Ahdda Shur, LA Examiner, November 12, 2012

In 2003 he was commissioned by the Rambert Dance Company to compose an electroacoustic ballet score for award-winning choreographer Rafael Bonachela. Recent concert commissions include major orchestral works for the London Philharmonic Orchestra and a Violin Concerto commissioned by the LA Chamber Orchestra. He signed an exclusive publishing agreement with Edition Peters in August 2006.

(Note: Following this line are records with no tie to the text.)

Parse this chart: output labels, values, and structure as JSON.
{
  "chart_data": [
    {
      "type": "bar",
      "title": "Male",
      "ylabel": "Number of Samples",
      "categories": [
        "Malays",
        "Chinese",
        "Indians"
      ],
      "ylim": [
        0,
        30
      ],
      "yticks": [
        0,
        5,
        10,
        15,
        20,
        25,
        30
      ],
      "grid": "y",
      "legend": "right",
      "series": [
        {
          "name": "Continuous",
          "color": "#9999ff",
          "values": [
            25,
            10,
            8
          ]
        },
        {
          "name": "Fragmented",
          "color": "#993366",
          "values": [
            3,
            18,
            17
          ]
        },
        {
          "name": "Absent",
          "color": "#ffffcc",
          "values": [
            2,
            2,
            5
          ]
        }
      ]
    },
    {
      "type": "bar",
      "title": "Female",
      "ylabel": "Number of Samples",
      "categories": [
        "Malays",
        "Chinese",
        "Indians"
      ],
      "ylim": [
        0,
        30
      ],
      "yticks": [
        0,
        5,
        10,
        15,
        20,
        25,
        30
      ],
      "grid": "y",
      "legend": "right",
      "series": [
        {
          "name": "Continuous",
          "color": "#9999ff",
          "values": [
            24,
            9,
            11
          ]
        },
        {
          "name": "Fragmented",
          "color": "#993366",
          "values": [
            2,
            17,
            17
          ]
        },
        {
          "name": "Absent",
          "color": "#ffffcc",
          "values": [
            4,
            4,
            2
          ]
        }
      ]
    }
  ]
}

Between 2003 and 2005 Benjamin was Assistant Conductor of the Netherlands Radio Philharmonic. During this time he assisted Vladimir Ashkenazy, Valery Gergiev, Edo de Waart and Leonard Slatkin and frequently conducted the NRPO in venues including the Concertgebouw, De Doelen Rotterdam and the Muziekcentrum Vredenburg, Utrecht and in numerous studio recordings. He was Music Director of the Crested Butte Music Festival of Colorado between 2013-2016.

“At the podium stood the instinctive 28-year-old young British maestro Benjamin Wallfisch, who motivated the Symphony to colourfully-differentiated, precise and animated playing. The premiere of ‘The Torrent Leaves’ from the pen of the conductor was impressive both in its celestial reminiscences of Ligeti, and in its rhythmically joyful Stravinskian determination; Rimsky-Korsakov’s symphonic fairy tale ‘Scheherazade’ was marvelously performed.”

Die Welt, 4 March 2008

Benjamin was awarded the Master of Music degree with Distinction in composition from the Royal Academy of Music and is the first composer in the Academy’s history to be awarded it’s highest graduate accolade, the Honorary Diploma of the Academy. Benjamin was the recipient of every Academy composition prize including the Theodore Holland Intercollegiate Prize and the Performing Right Society Foundation Scholarship. He went on to study conducting in London with Sir Charles Mackerras and Vernon Handley and in Germany with Bruno Weil. He was awarded First Prize in the 2001 British Reserve Insurance Conducting Competition with a unanimous vote from both Jury and Orchestra. 

"Palmer gives [Shostakovich’s First Violin Concerto] a truly magnificent account, and is exceptionally well accompanied by the Philharmonia, playing at the top of its form, brilliantly conducted by Benjamin Wallfisch. Their tempos throughout are spot-on…Wallfisch begins the ‘Passacaglia’ at exactly the right tempo, and it is superbly sustained […] If I hear a greater record of Shostakovich’s music this year, I shall be astonished.”

Robert Matthew-Walker, International Record Review, September 2006

Acclaimed by The Strad as “one of the finest accompanists anywhere on the podium”, Benjamin has performed concerti with some of the world’s finest soloists in including Evelyn Glennie, Pekka Kuusisto, Freddy Kempf, Dame Felicity Lott, Branford Marsalis, Igor Oistrakh, Jean-Yves Thibaudet and John Williams. Alongside a number of his own orchestral works, he has recorded Shostakovich’s First Violin Concerto with Ruth Palmer and the Philharmonia, a disc of bassoon concerti with Karen Geoghegan and the Orchestra of Opera North for Chandos, and concerto recordings with the London Symphony Orchestra and the English Chamber Orchestra.

"The Sydney Symphony were in top notch form, conducted by an inspired Benjamin Wallfisch"

The Sydney Sun-Herald, 7 August 2005

Upcoming concerts include conducting the Netherlands Philharmonic in a special complete performance of Ravel's masterpiece Daphnes and Chloe at the Concertgebouw in Amsterdam.